Lekan serves as the Director of Ethics and Compliance, Americas, for the Eaton Corporation, a global power management company that helps its customers “effectively manage electrical, hydraulic and mechanical power more efficiently, safely and sustainably.” With a focus on protecting the environment through power management technology, the Eaton Corporation has 99,000 employees and customers in more than 175 countries.
Lekan oversees the development of strategy and the ethics and compliance program for the Americas. Before joining the Eaton Corporation, he worked as an attorney with Benesch, Friedlander, Coplan and Aronoff LLP. Lekan also clerked for a U.S. District Judge, leadership consulting, executive coaching and organization development.

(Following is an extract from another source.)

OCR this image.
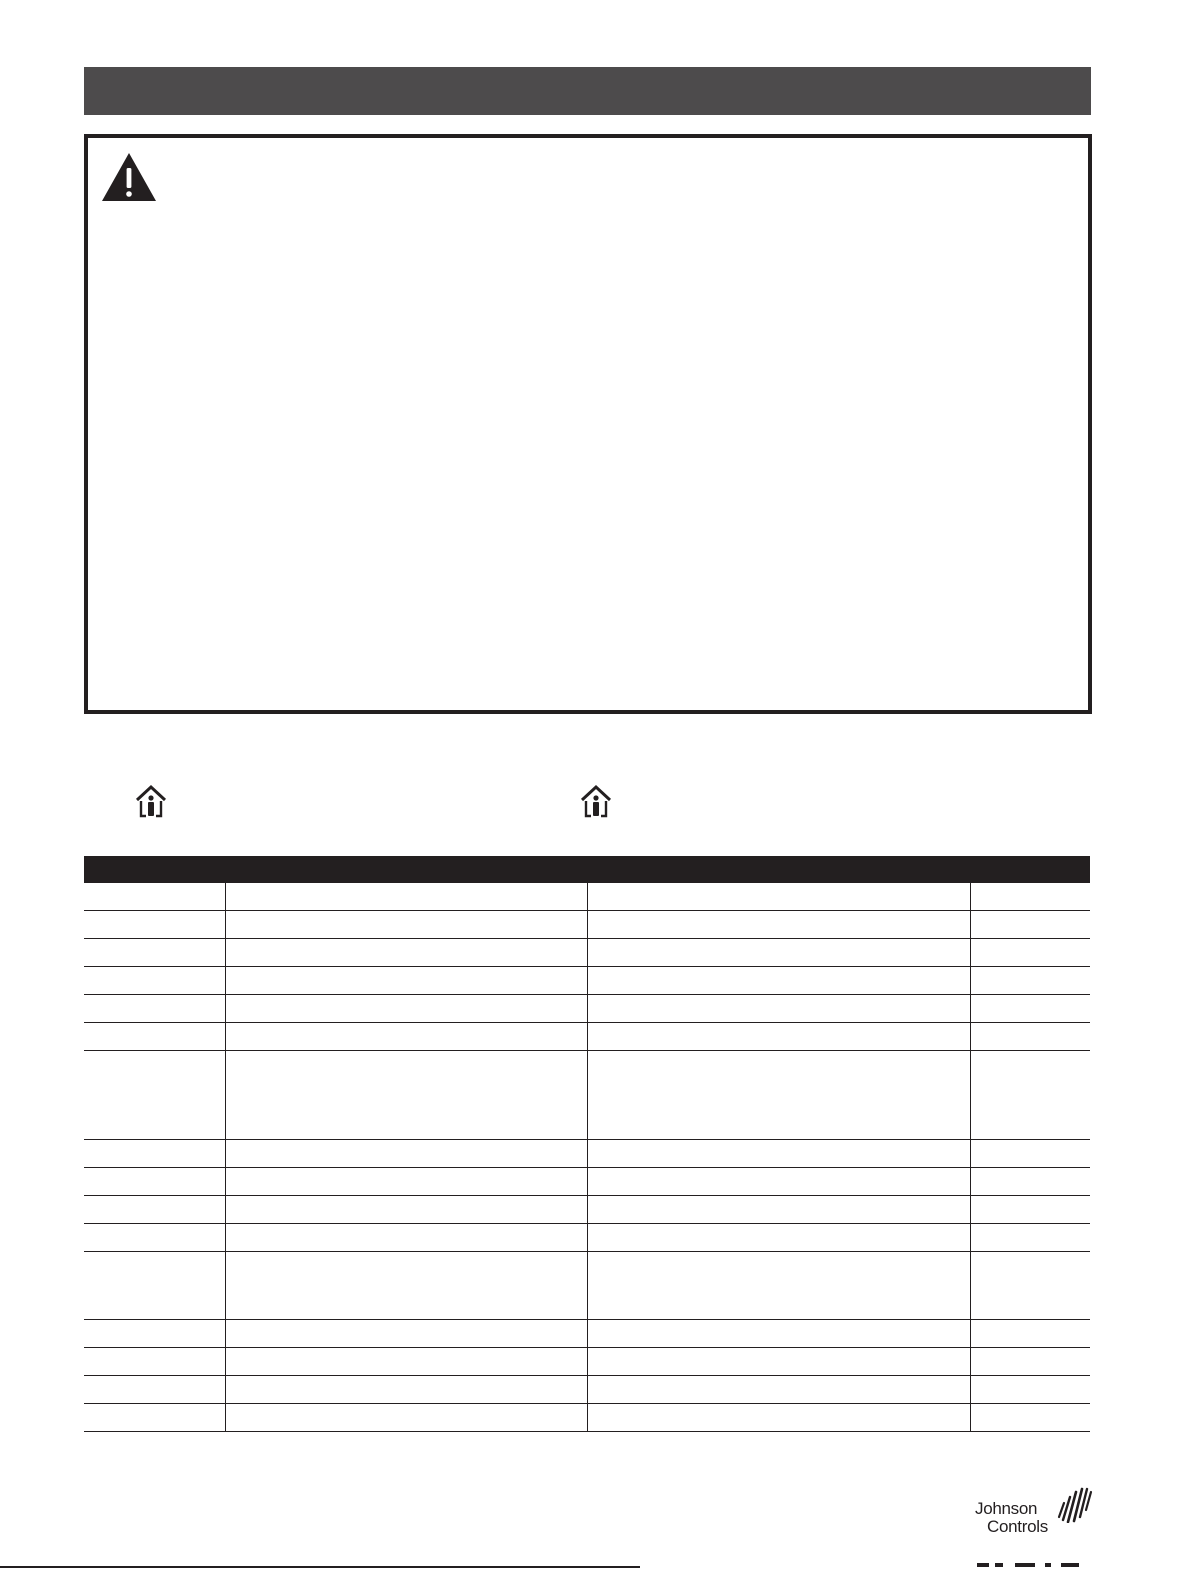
Johnson
Controls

Lekan described his unconventional pathway to his current role.
“I had a long and winding road in terms of careers,” he said after discussing his previous careers as a dining hall employee at Miami University, a human resources employee, a middle school English teacher and the proprietor of a small landscaping business.
In Lekan’s words, “those [careers] are all experiences that made me into the man I am today,” and he joked to the audience that he has “quit just as many careers as jobs.”
This year’s I-Week theme was “Integrity Beyond CWRU” and focused on how academic integrity displayed within CWRU can be valuable even after graduation. Lekan touched on the fact that decisions that violate one’s personal code of ethics are often made under stressful conditions. In the case of academic dishonesty, Lekan stressed that often students who act dishonestly do so because of the immense pressure placed upon them by the deadlines and demands of university life and eventually, workplace life as well.
Throughout the lecture, Lekan emphasized the importance of ethical leadership. He described companies that had struggled with ethical questions within their leadership, focusing on well-known examples like BMW officials who were dishonest about their emissions and Wells Fargo employees who created false accounts to inflate the company’s success numbers.
Lekan concluded by re-emphasizing the importance of integrity: “[Having a culture of integrity starts with having credible leadership that means what it says and acts consistently with his words. It’s a culture that enables people to speak up. [Cultures like this] are not just on a campus like this one. They’re everywhere. Find yours.”